At his levayah, one of his sons referred to my uncle as a warrior, and at first, I chafed at that description. A warrior? My uncle was gentle to his core: sweet and sensitive, kind and endlessly joyful, generous and soft-spoken, and the humblest person I knew. Maybe it was the English teacher in me, but those weren’t the adjectives I would use to describe a warrior.
But as his son described my uncle’s dveikus b’mitzvos, I began to understand what he meant. My uncle was a warrior in his steadfastness, in his resolve to stand against the generational tide that values speed and disposability and getting things done chick-chock – especially when it came to the way he did mitzvos.
He was a warrior in his intentions, in mining joy from tasks that others saw as tedious. And there is no greater testament to his warrior status than the way he did bedikas chametz every year.

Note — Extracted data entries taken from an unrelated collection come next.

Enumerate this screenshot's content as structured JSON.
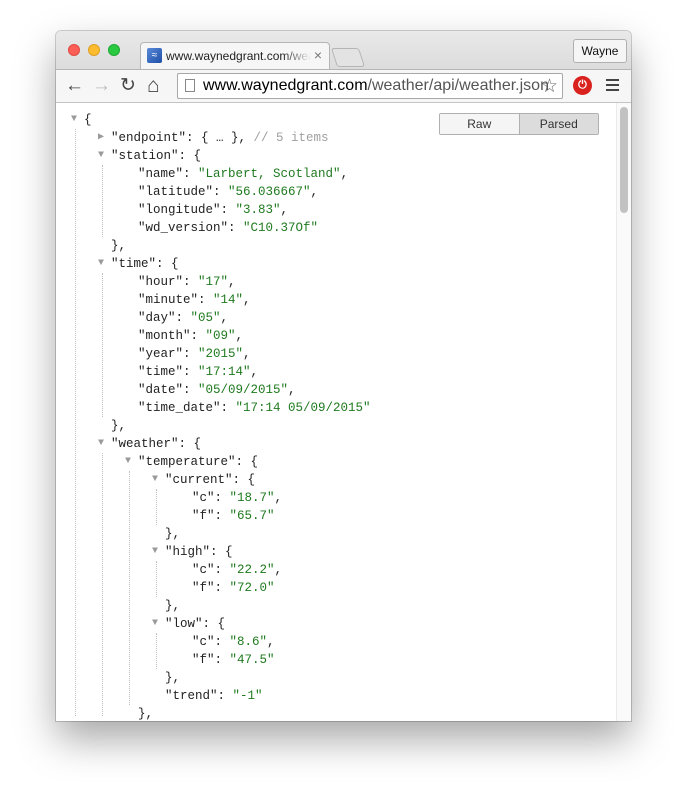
{
  "tab": {
    "title": "www.waynedgrant.com/weather/api/weather.json",
    "close": "×"
  },
  "profile": {
    "name": "Wayne"
  },
  "omnibox": {
    "host": "www.waynedgrant.com",
    "path": "/weather/api/weather.json"
  },
  "icons": {
    "back": "←",
    "forward": "→",
    "reload": "↻",
    "home": "⌂",
    "star": "☆",
    "ext": "⏻"
  },
  "view_toggle": {
    "raw": "Raw",
    "parsed": "Parsed"
  },
  "json_lines": [
    {
      "depth": 0,
      "arrow": "▼",
      "t": [
        [
          "p",
          "{"
        ]
      ]
    },
    {
      "depth": 1,
      "arrow": "▶",
      "t": [
        [
          "k",
          "\"endpoint\""
        ],
        [
          "p",
          ": { … }, "
        ],
        [
          "c",
          "// 5 items"
        ]
      ]
    },
    {
      "depth": 1,
      "arrow": "▼",
      "t": [
        [
          "k",
          "\"station\""
        ],
        [
          "p",
          ": {"
        ]
      ]
    },
    {
      "depth": 2,
      "t": [
        [
          "k",
          "\"name\""
        ],
        [
          "p",
          ": "
        ],
        [
          "s",
          "\"Larbert, Scotland\""
        ],
        [
          "p",
          ","
        ]
      ]
    },
    {
      "depth": 2,
      "t": [
        [
          "k",
          "\"latitude\""
        ],
        [
          "p",
          ": "
        ],
        [
          "s",
          "\"56.036667\""
        ],
        [
          "p",
          ","
        ]
      ]
    },
    {
      "depth": 2,
      "t": [
        [
          "k",
          "\"longitude\""
        ],
        [
          "p",
          ": "
        ],
        [
          "s",
          "\"3.83\""
        ],
        [
          "p",
          ","
        ]
      ]
    },
    {
      "depth": 2,
      "t": [
        [
          "k",
          "\"wd_version\""
        ],
        [
          "p",
          ": "
        ],
        [
          "s",
          "\"C10.37Of\""
        ]
      ]
    },
    {
      "depth": 1,
      "t": [
        [
          "p",
          "},"
        ]
      ]
    },
    {
      "depth": 1,
      "arrow": "▼",
      "t": [
        [
          "k",
          "\"time\""
        ],
        [
          "p",
          ": {"
        ]
      ]
    },
    {
      "depth": 2,
      "t": [
        [
          "k",
          "\"hour\""
        ],
        [
          "p",
          ": "
        ],
        [
          "s",
          "\"17\""
        ],
        [
          "p",
          ","
        ]
      ]
    },
    {
      "depth": 2,
      "t": [
        [
          "k",
          "\"minute\""
        ],
        [
          "p",
          ": "
        ],
        [
          "s",
          "\"14\""
        ],
        [
          "p",
          ","
        ]
      ]
    },
    {
      "depth": 2,
      "t": [
        [
          "k",
          "\"day\""
        ],
        [
          "p",
          ": "
        ],
        [
          "s",
          "\"05\""
        ],
        [
          "p",
          ","
        ]
      ]
    },
    {
      "depth": 2,
      "t": [
        [
          "k",
          "\"month\""
        ],
        [
          "p",
          ": "
        ],
        [
          "s",
          "\"09\""
        ],
        [
          "p",
          ","
        ]
      ]
    },
    {
      "depth": 2,
      "t": [
        [
          "k",
          "\"year\""
        ],
        [
          "p",
          ": "
        ],
        [
          "s",
          "\"2015\""
        ],
        [
          "p",
          ","
        ]
      ]
    },
    {
      "depth": 2,
      "t": [
        [
          "k",
          "\"time\""
        ],
        [
          "p",
          ": "
        ],
        [
          "s",
          "\"17:14\""
        ],
        [
          "p",
          ","
        ]
      ]
    },
    {
      "depth": 2,
      "t": [
        [
          "k",
          "\"date\""
        ],
        [
          "p",
          ": "
        ],
        [
          "s",
          "\"05/09/2015\""
        ],
        [
          "p",
          ","
        ]
      ]
    },
    {
      "depth": 2,
      "t": [
        [
          "k",
          "\"time_date\""
        ],
        [
          "p",
          ": "
        ],
        [
          "s",
          "\"17:14 05/09/2015\""
        ]
      ]
    },
    {
      "depth": 1,
      "t": [
        [
          "p",
          "},"
        ]
      ]
    },
    {
      "depth": 1,
      "arrow": "▼",
      "t": [
        [
          "k",
          "\"weather\""
        ],
        [
          "p",
          ": {"
        ]
      ]
    },
    {
      "depth": 2,
      "arrow": "▼",
      "t": [
        [
          "k",
          "\"temperature\""
        ],
        [
          "p",
          ": {"
        ]
      ]
    },
    {
      "depth": 3,
      "arrow": "▼",
      "t": [
        [
          "k",
          "\"current\""
        ],
        [
          "p",
          ": {"
        ]
      ]
    },
    {
      "depth": 4,
      "t": [
        [
          "k",
          "\"c\""
        ],
        [
          "p",
          ": "
        ],
        [
          "s",
          "\"18.7\""
        ],
        [
          "p",
          ","
        ]
      ]
    },
    {
      "depth": 4,
      "t": [
        [
          "k",
          "\"f\""
        ],
        [
          "p",
          ": "
        ],
        [
          "s",
          "\"65.7\""
        ]
      ]
    },
    {
      "depth": 3,
      "t": [
        [
          "p",
          "},"
        ]
      ]
    },
    {
      "depth": 3,
      "arrow": "▼",
      "t": [
        [
          "k",
          "\"high\""
        ],
        [
          "p",
          ": {"
        ]
      ]
    },
    {
      "depth": 4,
      "t": [
        [
          "k",
          "\"c\""
        ],
        [
          "p",
          ": "
        ],
        [
          "s",
          "\"22.2\""
        ],
        [
          "p",
          ","
        ]
      ]
    },
    {
      "depth": 4,
      "t": [
        [
          "k",
          "\"f\""
        ],
        [
          "p",
          ": "
        ],
        [
          "s",
          "\"72.0\""
        ]
      ]
    },
    {
      "depth": 3,
      "t": [
        [
          "p",
          "},"
        ]
      ]
    },
    {
      "depth": 3,
      "arrow": "▼",
      "t": [
        [
          "k",
          "\"low\""
        ],
        [
          "p",
          ": {"
        ]
      ]
    },
    {
      "depth": 4,
      "t": [
        [
          "k",
          "\"c\""
        ],
        [
          "p",
          ": "
        ],
        [
          "s",
          "\"8.6\""
        ],
        [
          "p",
          ","
        ]
      ]
    },
    {
      "depth": 4,
      "t": [
        [
          "k",
          "\"f\""
        ],
        [
          "p",
          ": "
        ],
        [
          "s",
          "\"47.5\""
        ]
      ]
    },
    {
      "depth": 3,
      "t": [
        [
          "p",
          "},"
        ]
      ]
    },
    {
      "depth": 3,
      "t": [
        [
          "k",
          "\"trend\""
        ],
        [
          "p",
          ": "
        ],
        [
          "s",
          "\"-1\""
        ]
      ]
    },
    {
      "depth": 2,
      "t": [
        [
          "p",
          "},"
        ]
      ]
    }
  ]
}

When the chorus of voices insisted he was wasting his time – no one does four-hour bedikas chametz anymore! – he tuned them out completely.
To him, bedikas chametz was a privilege. A mitzvah to be done with purpose and kavanah.
As he examined every nook and cranny of his house, he was really searching his neshamah for chametz, embarking on a spiritual cleansing as he hunted for that wayward piece of spaghetti or Cheerio. He would passionately tell his children, “We are really looking for the chametz within ourselves.”
When it was still light outside, he went room to room and probed every corner – under beds, behind cabinets, inside couch pillows – even as his wife assured him that the house had been thoroughly cleaned. He would check and recheck and then check again. But when the sun set and his real bedikas chametz commenced, it was like nothing had been checked before. Again, he went through every drawer. Again, he lifted every couch cushion. Again, he knelt on the floor and peered under each bed. Every year, it took him at least four hours. Flashlight and feather in hand. Lights off. No one saying a word. He held his flashlight aloft like a warrior, embracing a “tedious” mitzvah with precision, exuberance, and an unadulterated thrill—this mitzvah was his to grab with both hands.
One of his children described his bedikas chametz to me as “magic”: the hush, the sense of being part of something so meaningful, the joy in doing a mitzvah that comes only once a year. It’s a stunning contrast to my house, where I learned a hard lesson from my child’s blink-and-you-missed-it attempt at bedikas chametz. Without realizing it, I accidentally robbed my kids of that “magic” because I taught them that the joy is in getting to the next thing on the to-do list—in getting it over with.
As I try to emulate my uncle’s example, some things remain the same. Pesach cleaning still isn’t spring cleaning. I’m the last person to tell anyone to take on ambitious cleaning projects – especially if you have little kids at home. I know too well the exercise in futility of trying to clean out closets while your two-year-old drops pretzels behind him like he is Hansel and Gretl – it’s as useful as chasing your own shadow.
But whatever we do this Pesach season – ambitious or super practical – we can do it with intention. With (exhausted) simchah. With (throbbing feet and) the recognition that the work we are doing is not tedious because it is the ratzon Hashem and we are so, so lucky to continue our mesorah – without shortcuts or life hacks or worst of all – the sense that we just want to get it over with.
Wishing you koach and joy as you get it all done! Chag kasher v’ same’ ach!